Without words, he strips down and gets inside the tub behind me. Wrapping his arms around my chest, he holds me tight to him, his mouth on my shoulder, peppering my damp skin with a row of kisses.
And for the next twenty minutes, he listens intently, and I can’t remember the last time a man did that for me since my dad. I tell him about the insurance money and Remi… the conversation I had with her, and how I felt like he took advantage of both of us.
He reserves his judgment for Collin, even though I know if they were face-to-face, he’d want to knock him out. It’s during all this that sometimes it feels like I don’t deserve his presence in my life, but I do. I deserve happiness.
I lick my lips, my mouth dry from dehydration of crying and too much alcohol. You’re probably not surprised to know I took a bottle of wine in here with me.
Heat pulses through my entire body as I bring my lips to Cason’s forearm. Up until now, he hasn’t said much. He’s simply listened to me. I’ve never had a man, aside from my dad, be there for me without intention. And tonight, Cason is added to the roster.

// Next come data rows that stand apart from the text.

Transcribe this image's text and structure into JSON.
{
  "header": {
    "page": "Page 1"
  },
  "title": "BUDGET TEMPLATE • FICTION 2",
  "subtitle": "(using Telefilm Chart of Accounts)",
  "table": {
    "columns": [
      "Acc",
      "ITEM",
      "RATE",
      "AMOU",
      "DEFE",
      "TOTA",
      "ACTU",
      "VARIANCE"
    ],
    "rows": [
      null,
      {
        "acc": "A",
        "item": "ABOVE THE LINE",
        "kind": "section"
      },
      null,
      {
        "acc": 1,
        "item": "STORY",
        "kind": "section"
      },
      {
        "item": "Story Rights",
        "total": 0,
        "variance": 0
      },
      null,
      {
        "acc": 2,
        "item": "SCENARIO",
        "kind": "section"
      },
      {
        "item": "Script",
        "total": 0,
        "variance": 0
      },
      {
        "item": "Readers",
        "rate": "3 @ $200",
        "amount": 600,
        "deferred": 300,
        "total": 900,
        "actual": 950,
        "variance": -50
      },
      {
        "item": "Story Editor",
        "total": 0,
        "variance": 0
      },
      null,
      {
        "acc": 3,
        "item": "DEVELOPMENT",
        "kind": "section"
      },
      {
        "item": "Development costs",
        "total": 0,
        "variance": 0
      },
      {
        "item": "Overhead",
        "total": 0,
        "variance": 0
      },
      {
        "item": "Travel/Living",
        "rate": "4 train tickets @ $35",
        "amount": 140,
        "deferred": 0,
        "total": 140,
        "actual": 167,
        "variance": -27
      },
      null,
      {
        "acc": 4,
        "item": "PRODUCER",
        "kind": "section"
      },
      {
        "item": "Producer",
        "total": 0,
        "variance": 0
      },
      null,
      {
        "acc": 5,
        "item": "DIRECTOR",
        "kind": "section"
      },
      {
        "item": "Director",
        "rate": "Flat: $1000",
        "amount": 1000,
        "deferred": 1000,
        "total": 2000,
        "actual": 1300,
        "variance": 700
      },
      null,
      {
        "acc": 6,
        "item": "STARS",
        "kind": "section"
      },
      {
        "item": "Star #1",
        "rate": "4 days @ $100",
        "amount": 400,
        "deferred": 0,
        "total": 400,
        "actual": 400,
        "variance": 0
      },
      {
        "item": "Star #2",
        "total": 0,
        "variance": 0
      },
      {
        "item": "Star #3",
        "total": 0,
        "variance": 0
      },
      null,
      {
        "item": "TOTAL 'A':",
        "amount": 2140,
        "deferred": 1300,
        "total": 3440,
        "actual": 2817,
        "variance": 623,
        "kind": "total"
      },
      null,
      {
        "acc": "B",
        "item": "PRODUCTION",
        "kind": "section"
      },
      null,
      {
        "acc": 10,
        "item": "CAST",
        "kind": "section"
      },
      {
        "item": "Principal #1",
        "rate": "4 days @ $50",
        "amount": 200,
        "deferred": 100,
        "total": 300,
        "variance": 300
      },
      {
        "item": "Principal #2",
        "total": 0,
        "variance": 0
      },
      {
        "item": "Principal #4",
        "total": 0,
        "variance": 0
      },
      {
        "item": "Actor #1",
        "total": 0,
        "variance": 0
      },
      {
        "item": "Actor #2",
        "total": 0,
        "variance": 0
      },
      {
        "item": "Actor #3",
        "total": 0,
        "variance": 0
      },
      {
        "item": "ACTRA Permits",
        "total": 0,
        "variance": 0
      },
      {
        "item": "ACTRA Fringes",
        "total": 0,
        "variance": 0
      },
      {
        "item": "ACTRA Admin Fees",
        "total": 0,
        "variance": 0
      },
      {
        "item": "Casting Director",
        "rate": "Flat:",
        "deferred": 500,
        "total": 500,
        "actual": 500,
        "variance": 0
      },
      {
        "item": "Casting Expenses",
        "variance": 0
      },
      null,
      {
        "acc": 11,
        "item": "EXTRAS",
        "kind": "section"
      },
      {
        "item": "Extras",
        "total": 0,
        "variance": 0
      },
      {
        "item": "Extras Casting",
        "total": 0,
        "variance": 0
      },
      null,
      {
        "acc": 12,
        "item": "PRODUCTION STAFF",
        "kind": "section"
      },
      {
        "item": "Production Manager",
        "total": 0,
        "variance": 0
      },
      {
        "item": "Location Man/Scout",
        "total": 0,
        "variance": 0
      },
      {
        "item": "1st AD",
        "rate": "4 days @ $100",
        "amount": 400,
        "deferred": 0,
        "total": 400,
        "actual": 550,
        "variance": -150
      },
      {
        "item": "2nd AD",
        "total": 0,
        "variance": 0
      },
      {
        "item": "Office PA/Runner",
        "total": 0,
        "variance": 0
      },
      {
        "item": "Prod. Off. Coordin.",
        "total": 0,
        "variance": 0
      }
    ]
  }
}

He never makes an attempt to do anything more than listen to me.
This guy, the one holding me as though there’s nowhere else he’d rather be, he’s eaten away at me. Nibble here, nibble there, and you know what? I let him because his bite was irresistible. “This looks bad,” I whisper against his forearm draped over my chest, holding me tight. “Here, my husband died two months ago, and now I have this college kid living with me and I’m fucking him.”
Light laughter shakes his chest, his hand rising from the water to rub the soapy sponge he has across the tops of my breasts. “Geez, when you put it like that, it totally sounds like you’re taking advantage of me.”
I laugh out loud, and it feels good.
He pours me another glass of wine and hands it to me. “Here. This will make you feel better.”
Turning my head, I eye him carefully, smiling. “Are you trying to get me drunk so I’ll have sex with you?”
He winks, kissing my nose. “Maybe.”
The weight surfaces again, despite the easiness between us. “I don’t feel like having sex after today.”